When students return to school at the St. George campus of University of Toronto (U of T) this fall, they can expect a shiny new addition to Robarts Library.
The top-ranked university’s landmark library – which was designed by Mathers and Haldenby and completed in 1973 – is nearing the completion of an impressive new renovation. The remodelled library will soon cut the ribbon (if even metaphorically) on a five-storey glass expansion known as “Robarts Common.”

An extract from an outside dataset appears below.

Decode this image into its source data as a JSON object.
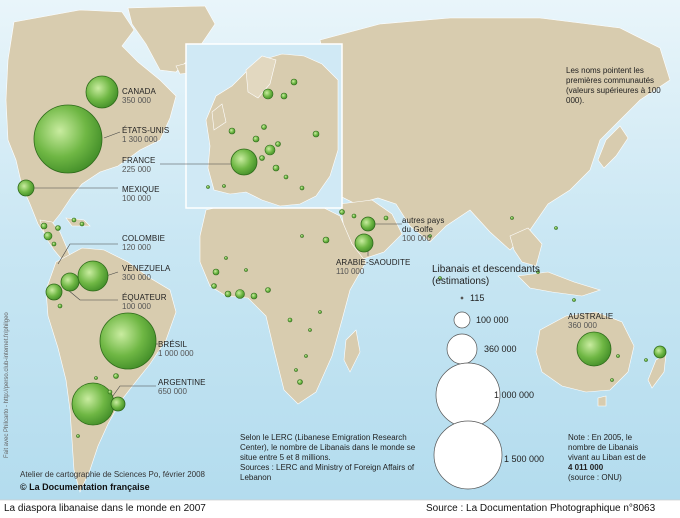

Designed by the esteemed Diamond Schmitt Architects, the eye-catching structure sits on the existing building’s west side, along Huron Street. It is constructed as a steel gambrel truss with diagonal braces, with its glass façade designed to ensure that natural light hits all corners of the interior.
Image: Diamond Schmitt
Construction first began on the new structure in 2017 and its arrival marks the first major addition to the iconic library. Essentially, it is a tabletop building that straddles an active shipping and receiving facility, with its steel legs anchoring down on either side of the loading dock.
The glass-filled addition adds more than 4,304 square metres of new space to the library, adding 6,000 seats via 1,200 study spaces over four floors in a range of configurations. According to Diamond Schmitt, this includes large communal tables in reading rooms, group study rooms with glass walls and media connectivity, private carrels in wooden enclosures that overlook the campus, and an informal amphitheatre that also overlooks the campus.
The new extension will connect to the existing library through interior bridges on floors two to five.
“When the new Robarts Common opens in the 2021-2022 academic year, the library’s 18,000 daily users will quickly see and feel that the million square feet of the entire library complex are more social, collaborative and human,” says Diamond Schmitt.
The completion of the library expansion comes just months after the university’s St. George campus announced that its green spaces would get a major makeover in what’s one of the largest landscape infrastructure projects in Canada in our time.